Konon dedemit kebun itu lebih ganas daripada setan-setan rumahan.Â
Pukul 20.00. Saya mengeluarkan Supri dari rumah kemudian melajukannya menyusuri jalan pegunungan berkelok yang sisi-sisinya adalah persawahan terasering, kebun-kebun, dan jurang-jurang yang curam.
Malam ini rembulan masih perawan. Ia terlihat redup bermalu-malu mengintipku dari balik segumpal awan. Ditambah lagi kabut sangat pekat dan sorot lampu Supri sudah tua. Sinarnya remang tergopoh-gopoh menembus kegelapan.
Saya harus ekstra jeli dalam melajukan Supri untuk menghindari jeglongan yang berserakan sambil menahan dingin yang menampar muka di sepanjang perjalanan.
Pukul 20.30. Saya sampai di pinggir jalan arah kebon milik Bapak.
Syukurlah. Batang-batang pohon sengon hasil panen tadi siang masih menumpuk di sana. Jumlah batang-batang pohon sengon itu sepertinya cukup untuk memenuhi satu bak truk.
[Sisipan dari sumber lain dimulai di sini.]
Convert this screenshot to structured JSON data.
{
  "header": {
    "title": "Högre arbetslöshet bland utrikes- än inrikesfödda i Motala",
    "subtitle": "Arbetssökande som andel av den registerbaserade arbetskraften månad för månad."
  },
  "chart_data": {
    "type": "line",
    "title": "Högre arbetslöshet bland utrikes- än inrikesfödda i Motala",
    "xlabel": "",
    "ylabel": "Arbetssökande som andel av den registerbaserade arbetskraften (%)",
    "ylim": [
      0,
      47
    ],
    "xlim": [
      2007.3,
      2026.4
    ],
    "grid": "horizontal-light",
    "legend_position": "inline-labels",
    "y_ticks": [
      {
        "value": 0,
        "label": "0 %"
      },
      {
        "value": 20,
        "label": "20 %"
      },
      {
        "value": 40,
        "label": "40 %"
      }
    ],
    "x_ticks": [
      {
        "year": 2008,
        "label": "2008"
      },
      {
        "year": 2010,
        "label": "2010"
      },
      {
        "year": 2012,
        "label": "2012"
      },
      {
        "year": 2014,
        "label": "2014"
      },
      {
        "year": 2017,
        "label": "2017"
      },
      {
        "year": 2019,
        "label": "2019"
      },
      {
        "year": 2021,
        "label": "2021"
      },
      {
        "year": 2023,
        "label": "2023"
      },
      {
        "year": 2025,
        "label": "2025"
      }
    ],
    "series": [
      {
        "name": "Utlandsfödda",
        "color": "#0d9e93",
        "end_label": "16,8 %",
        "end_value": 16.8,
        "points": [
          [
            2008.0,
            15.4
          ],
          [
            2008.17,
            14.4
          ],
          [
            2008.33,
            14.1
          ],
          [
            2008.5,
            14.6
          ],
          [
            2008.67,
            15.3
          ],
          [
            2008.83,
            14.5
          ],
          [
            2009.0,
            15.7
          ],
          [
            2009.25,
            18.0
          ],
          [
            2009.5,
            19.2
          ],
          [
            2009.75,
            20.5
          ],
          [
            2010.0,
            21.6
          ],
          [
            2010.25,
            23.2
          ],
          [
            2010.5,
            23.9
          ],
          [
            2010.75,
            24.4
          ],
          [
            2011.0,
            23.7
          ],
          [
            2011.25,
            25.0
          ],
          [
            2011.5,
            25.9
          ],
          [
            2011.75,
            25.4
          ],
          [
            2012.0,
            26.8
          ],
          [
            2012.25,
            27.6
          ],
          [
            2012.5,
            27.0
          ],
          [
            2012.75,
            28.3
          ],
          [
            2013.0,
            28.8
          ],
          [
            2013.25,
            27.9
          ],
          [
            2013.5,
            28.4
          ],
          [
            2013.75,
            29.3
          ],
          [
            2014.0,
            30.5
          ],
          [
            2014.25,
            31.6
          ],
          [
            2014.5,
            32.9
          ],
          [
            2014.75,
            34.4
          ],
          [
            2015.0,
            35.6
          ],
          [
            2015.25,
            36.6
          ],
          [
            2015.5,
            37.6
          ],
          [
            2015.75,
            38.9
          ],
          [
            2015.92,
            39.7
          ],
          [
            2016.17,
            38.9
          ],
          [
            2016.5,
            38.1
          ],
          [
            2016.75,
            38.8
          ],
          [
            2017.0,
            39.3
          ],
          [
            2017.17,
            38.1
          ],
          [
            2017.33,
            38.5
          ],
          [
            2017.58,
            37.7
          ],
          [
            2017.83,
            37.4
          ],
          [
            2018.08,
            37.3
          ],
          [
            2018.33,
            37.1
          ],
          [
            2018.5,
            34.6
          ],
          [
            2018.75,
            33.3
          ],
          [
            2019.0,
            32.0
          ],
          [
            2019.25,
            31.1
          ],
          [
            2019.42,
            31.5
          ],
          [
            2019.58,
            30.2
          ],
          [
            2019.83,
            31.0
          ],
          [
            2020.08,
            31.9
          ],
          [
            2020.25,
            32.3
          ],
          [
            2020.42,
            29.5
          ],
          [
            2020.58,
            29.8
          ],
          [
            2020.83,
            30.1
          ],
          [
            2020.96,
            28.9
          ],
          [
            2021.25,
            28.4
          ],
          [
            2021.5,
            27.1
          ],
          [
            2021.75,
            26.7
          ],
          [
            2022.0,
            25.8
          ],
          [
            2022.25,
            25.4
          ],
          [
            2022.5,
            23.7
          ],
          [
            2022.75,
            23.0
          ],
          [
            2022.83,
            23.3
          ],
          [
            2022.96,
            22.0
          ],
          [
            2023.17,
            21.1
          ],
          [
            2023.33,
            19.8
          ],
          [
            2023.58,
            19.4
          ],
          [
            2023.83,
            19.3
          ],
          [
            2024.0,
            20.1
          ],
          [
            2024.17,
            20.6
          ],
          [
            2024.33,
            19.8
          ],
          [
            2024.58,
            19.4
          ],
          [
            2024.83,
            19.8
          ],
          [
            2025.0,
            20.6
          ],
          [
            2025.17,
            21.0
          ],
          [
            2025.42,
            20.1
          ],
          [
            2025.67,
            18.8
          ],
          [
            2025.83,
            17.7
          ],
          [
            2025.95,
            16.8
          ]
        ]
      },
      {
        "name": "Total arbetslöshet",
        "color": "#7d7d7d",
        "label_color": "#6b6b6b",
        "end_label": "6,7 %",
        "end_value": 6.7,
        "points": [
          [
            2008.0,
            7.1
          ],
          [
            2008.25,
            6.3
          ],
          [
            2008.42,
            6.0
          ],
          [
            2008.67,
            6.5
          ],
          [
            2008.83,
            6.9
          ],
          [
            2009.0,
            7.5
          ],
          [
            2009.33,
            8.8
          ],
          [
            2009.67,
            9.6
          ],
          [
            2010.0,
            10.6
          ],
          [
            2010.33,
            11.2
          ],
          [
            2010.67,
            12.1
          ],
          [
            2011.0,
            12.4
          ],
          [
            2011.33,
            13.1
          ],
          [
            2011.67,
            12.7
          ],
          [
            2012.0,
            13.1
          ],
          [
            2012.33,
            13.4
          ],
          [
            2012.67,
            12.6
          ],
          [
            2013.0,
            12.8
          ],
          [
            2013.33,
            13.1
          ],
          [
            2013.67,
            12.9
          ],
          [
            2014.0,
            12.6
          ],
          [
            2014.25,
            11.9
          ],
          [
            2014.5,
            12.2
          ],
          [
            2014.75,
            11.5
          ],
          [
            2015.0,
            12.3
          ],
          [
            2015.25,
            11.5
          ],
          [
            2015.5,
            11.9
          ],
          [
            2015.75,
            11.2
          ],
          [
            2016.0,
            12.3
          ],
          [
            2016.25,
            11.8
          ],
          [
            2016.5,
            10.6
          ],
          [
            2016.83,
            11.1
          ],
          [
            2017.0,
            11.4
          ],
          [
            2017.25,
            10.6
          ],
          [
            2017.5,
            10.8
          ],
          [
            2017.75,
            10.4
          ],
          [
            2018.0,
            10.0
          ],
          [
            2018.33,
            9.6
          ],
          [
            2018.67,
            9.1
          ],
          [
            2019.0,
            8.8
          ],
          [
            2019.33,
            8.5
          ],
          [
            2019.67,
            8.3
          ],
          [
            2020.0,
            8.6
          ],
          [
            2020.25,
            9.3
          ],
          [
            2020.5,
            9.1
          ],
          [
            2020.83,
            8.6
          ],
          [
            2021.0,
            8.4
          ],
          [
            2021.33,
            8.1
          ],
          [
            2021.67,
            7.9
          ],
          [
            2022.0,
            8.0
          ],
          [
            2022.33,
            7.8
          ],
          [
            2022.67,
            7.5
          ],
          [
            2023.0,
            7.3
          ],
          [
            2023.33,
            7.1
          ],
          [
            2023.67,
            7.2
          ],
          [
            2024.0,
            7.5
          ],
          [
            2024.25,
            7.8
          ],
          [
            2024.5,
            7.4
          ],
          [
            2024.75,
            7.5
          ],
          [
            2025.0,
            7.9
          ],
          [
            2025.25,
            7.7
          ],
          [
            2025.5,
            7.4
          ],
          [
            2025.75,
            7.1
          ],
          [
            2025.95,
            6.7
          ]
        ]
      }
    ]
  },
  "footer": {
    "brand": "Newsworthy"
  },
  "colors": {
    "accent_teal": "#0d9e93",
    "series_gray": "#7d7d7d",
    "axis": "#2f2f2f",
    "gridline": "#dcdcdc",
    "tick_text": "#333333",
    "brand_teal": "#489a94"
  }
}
Daerah ini sangat sepi dan rawan diincar maling. Jika hasil panen ini tidak dijaga, khawatirnya nanti ada komplotan maling yang menggondol sengon ini tanpa kulanuwun.
Untuk itu sambil menunggu kedatangan truk Juragan yang baru bisa mengangkut besok siang, Bapak meminta saya agar malam ini menjaga tumpukan batang-batang sengon ini dari kejauhan.